Et les journalistes de se jeter sur la nouvelle : l’étude de Carmen
Reinhart et Kenneth Rogoff, qui montrait une corrélation négative entre
endettement public et taux de croissance d’un pays, contient une erreur. La
corrélation semble d’un coup plus difficile à établir. La conclusion est
évidente : on peut très bien rester actif même après une bonne bière dette, et l’austérité qu’on tente de
nous imposer depuis plusieurs mois, en Europe et aux Etats-Unis, est une
abomination.
Et le mot abomination n’est pas trop fort puisqu’outre les écrouelles et
des millions de chatons énucléés, l’austérité fait directement exploser le nombre de suicides
et de meurtres en Grèce, par exemple. Enfin plus exactement, disons que
la crise économique a entraîné du chômage, et que ce chômage a provoqué une
hausse des suicides. Et de là à dire que c’est l’austérité qui provoque les
suicides, c’est un peu rapide mais pas suffisamment tendancieux pour
effaroucher le journaliste de base qui s’empresse alors de conclure au lien
évident.
Bon, évidemment, lorsqu’on regarde les chiffres, on voit que l’austérité grecque
est tout sauf évidente. Et lorsqu’on s’acharne et qu’on conteste, on
re-regarde les chiffres et on aboutit à la conclusion sans appel que la Grèce n’a pas encore
commencé à faire les coupes massives nécessaires à un redressement de sa situation.

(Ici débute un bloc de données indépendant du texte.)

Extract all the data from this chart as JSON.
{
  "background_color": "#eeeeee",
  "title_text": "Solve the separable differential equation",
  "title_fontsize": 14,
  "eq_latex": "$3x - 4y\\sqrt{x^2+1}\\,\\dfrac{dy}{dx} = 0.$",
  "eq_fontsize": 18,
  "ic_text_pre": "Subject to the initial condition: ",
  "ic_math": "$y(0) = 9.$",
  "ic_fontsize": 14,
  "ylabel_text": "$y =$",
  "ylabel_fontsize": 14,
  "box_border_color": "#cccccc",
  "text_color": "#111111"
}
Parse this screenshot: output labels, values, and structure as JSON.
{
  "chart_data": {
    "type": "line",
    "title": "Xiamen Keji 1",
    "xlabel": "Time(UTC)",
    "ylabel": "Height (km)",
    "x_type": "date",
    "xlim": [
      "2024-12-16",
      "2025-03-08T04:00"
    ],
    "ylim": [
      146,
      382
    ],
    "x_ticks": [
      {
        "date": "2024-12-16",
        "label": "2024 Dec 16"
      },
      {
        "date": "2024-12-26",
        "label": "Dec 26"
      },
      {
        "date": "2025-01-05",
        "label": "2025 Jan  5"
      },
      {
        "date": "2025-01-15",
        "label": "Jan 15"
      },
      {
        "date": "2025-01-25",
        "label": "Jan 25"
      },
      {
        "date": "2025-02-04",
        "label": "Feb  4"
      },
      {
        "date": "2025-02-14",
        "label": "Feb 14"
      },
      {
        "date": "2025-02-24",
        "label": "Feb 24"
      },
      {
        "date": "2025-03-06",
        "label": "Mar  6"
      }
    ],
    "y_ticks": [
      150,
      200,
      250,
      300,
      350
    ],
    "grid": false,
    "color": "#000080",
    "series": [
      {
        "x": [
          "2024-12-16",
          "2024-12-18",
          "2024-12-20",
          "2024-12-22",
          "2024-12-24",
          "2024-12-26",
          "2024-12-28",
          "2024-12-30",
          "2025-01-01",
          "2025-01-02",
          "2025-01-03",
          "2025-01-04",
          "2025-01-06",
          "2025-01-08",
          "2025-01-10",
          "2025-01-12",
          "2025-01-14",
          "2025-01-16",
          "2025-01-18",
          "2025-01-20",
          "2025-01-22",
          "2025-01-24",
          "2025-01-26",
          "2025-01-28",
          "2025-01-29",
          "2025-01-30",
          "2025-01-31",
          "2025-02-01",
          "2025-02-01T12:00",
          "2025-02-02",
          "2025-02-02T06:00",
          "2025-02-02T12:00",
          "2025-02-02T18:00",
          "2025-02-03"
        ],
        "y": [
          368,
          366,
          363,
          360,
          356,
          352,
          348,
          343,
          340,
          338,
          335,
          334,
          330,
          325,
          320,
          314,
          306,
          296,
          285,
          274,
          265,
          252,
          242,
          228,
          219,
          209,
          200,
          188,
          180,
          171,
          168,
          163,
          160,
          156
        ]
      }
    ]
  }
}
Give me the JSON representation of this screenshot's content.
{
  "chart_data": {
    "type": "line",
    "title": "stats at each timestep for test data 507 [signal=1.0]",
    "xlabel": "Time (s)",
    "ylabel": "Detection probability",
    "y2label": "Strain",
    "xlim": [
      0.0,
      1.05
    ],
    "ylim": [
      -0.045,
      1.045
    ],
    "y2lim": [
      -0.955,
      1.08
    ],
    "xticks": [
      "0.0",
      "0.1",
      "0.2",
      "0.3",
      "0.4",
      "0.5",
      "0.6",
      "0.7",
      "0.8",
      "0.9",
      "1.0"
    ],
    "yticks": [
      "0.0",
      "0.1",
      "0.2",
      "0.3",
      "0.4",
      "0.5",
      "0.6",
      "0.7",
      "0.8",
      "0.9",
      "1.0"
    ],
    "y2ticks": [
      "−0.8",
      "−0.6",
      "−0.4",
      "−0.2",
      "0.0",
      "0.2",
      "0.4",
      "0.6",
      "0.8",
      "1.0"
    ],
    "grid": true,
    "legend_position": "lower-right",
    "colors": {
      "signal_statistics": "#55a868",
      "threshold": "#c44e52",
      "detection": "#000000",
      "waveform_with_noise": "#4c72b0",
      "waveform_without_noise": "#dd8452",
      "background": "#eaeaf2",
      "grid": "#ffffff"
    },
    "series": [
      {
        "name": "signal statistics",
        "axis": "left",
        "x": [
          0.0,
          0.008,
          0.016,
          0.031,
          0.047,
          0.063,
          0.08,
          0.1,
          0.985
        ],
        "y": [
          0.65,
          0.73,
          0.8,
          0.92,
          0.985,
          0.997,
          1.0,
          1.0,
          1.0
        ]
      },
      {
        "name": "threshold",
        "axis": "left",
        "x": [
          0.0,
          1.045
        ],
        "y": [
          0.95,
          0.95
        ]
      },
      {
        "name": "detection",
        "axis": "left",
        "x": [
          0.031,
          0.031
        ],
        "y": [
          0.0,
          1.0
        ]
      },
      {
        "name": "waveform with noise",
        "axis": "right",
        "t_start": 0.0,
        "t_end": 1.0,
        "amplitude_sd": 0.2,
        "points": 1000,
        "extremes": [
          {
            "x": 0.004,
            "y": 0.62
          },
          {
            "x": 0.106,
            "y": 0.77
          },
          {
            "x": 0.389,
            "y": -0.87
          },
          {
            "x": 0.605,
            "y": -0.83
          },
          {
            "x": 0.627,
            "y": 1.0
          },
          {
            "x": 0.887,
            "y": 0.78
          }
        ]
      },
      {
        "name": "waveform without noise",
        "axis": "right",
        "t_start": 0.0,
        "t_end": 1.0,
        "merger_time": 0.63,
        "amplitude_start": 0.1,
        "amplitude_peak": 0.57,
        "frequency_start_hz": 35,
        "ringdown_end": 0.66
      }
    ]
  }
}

Oui, c’est difficile à croire. Oui, c’est, comme le dit l’auteur (grec) de
l’article lié, très contre-intuitif d’autant que tout le monde s’arrête sur
des cas particuliers en refusant de regarder les chiffres macro-économiques
qui dérangent. Et oui, cela va violemment à l’encontre de ce qu’on entend, ce
qu’on lit partout.
Et pour ce qui est de lire partout les méfaits de l’austérité, les
quotidiens s’en sont donnés à cœur joie. La découverte de l’erreur a été
l’occasion de pousser un gros soupir de soulagement pour tous les économistes
keynésiens et une très grosse majorité de journalistes (qui sont à l’économie
ce que la pâte à modeler est à la sculpture sur marbre), qui ont donc pu se
jeter sur leurs petits crayons pour pondre moult articles dont la teneur est,
finalement, toujours la même : l’austérité est une catastrophe, il faut
arrêter ça et revenir aux bons vieux principes keynésiens de l’ouverture en
grand des robinets généreux de l’argent des autres.

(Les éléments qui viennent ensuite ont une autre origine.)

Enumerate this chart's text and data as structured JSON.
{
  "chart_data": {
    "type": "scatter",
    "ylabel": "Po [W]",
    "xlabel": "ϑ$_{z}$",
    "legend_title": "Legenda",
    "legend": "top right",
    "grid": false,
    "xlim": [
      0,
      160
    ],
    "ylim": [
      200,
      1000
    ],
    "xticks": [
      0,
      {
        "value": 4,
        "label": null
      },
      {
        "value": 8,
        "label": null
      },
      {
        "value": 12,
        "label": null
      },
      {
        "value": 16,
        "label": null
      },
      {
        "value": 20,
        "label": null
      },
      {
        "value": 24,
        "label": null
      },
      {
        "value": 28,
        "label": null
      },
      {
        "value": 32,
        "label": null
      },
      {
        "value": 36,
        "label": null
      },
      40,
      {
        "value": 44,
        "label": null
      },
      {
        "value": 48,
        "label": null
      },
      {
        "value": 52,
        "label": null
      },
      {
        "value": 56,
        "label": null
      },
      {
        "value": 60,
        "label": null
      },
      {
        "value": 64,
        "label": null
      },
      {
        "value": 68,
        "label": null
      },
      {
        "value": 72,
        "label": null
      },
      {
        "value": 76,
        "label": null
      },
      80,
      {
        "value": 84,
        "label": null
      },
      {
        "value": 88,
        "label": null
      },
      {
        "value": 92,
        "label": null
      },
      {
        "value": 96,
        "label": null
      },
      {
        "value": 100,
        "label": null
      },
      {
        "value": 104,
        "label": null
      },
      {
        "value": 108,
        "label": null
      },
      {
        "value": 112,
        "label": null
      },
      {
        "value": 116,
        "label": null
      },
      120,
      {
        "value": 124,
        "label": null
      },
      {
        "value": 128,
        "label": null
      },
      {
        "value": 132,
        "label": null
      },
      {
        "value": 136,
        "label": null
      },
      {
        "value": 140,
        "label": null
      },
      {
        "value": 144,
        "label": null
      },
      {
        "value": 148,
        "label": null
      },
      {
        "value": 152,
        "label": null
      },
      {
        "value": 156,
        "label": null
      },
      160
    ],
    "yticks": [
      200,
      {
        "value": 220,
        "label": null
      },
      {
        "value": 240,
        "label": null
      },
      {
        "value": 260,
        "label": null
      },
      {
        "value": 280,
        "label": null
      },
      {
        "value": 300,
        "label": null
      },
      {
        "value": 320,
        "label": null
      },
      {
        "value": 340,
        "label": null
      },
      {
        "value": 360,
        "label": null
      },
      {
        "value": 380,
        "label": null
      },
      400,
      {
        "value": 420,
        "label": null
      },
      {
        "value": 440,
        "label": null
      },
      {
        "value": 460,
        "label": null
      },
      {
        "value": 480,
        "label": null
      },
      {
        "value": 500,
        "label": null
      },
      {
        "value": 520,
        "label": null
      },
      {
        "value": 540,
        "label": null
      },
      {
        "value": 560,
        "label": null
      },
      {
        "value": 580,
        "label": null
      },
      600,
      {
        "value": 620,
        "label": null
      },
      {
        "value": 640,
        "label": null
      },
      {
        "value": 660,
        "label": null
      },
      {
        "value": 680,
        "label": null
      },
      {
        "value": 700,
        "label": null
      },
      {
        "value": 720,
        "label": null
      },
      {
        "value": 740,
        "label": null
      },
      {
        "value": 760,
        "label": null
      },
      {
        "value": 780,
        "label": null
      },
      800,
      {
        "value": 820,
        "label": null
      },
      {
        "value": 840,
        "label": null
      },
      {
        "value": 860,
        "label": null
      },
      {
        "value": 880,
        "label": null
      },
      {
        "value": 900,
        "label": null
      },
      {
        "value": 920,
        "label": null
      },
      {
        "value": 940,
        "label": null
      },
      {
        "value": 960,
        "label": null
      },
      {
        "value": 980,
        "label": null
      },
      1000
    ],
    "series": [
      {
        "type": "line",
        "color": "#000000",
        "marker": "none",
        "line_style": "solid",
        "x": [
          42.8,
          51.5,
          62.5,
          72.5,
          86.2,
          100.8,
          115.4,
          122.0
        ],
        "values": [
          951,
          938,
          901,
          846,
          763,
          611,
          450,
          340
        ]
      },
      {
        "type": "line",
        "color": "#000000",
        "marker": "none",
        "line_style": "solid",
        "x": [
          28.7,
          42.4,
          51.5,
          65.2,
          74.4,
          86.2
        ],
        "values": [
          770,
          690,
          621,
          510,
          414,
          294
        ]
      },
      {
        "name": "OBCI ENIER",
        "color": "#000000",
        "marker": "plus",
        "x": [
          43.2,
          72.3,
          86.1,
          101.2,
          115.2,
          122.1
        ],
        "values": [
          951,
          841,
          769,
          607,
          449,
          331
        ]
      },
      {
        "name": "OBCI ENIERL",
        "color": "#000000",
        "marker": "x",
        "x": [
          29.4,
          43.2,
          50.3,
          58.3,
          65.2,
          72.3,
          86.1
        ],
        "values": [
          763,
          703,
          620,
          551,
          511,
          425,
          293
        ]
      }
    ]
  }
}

Je caricature à peine puisqu’on en est maintenant à la prise de parole de
doctes savants économiques pour nous expliquer qu’on est allé trop loin.
Louis Gallois, l’auteur d’un rapport mort-né dans une longue (et fort discrète)
agonie, se fend des habituelles remarques sur l’impact négatif de toute cette
méchante retenue budgétaire qui empêche, au final, à une solide croissance de
revenir. Mais heureusement,
« L’Europe est en train de prendre conscience que l’addition des
politiques d’austérité conduit dans le mur. »
Partant de là, le fier thuriféraire étatique nous balance sa
recette-minceur, en expliquant qu’il faut « desserrer les
calendriers de retour aux équilibres », avoir « une politique
plus accommodante de la Banque centrale européenne » et utiliser
les « capacités de croissance des pays en excédent, essentiellement
l’Allemagne ». Autrement dit, relancer la croissance de la dette,
relancer l’impression de billets, relancer le pillage des pays qui s’en
sortent mieux. Miam, la relance, y’a que ça de vrai !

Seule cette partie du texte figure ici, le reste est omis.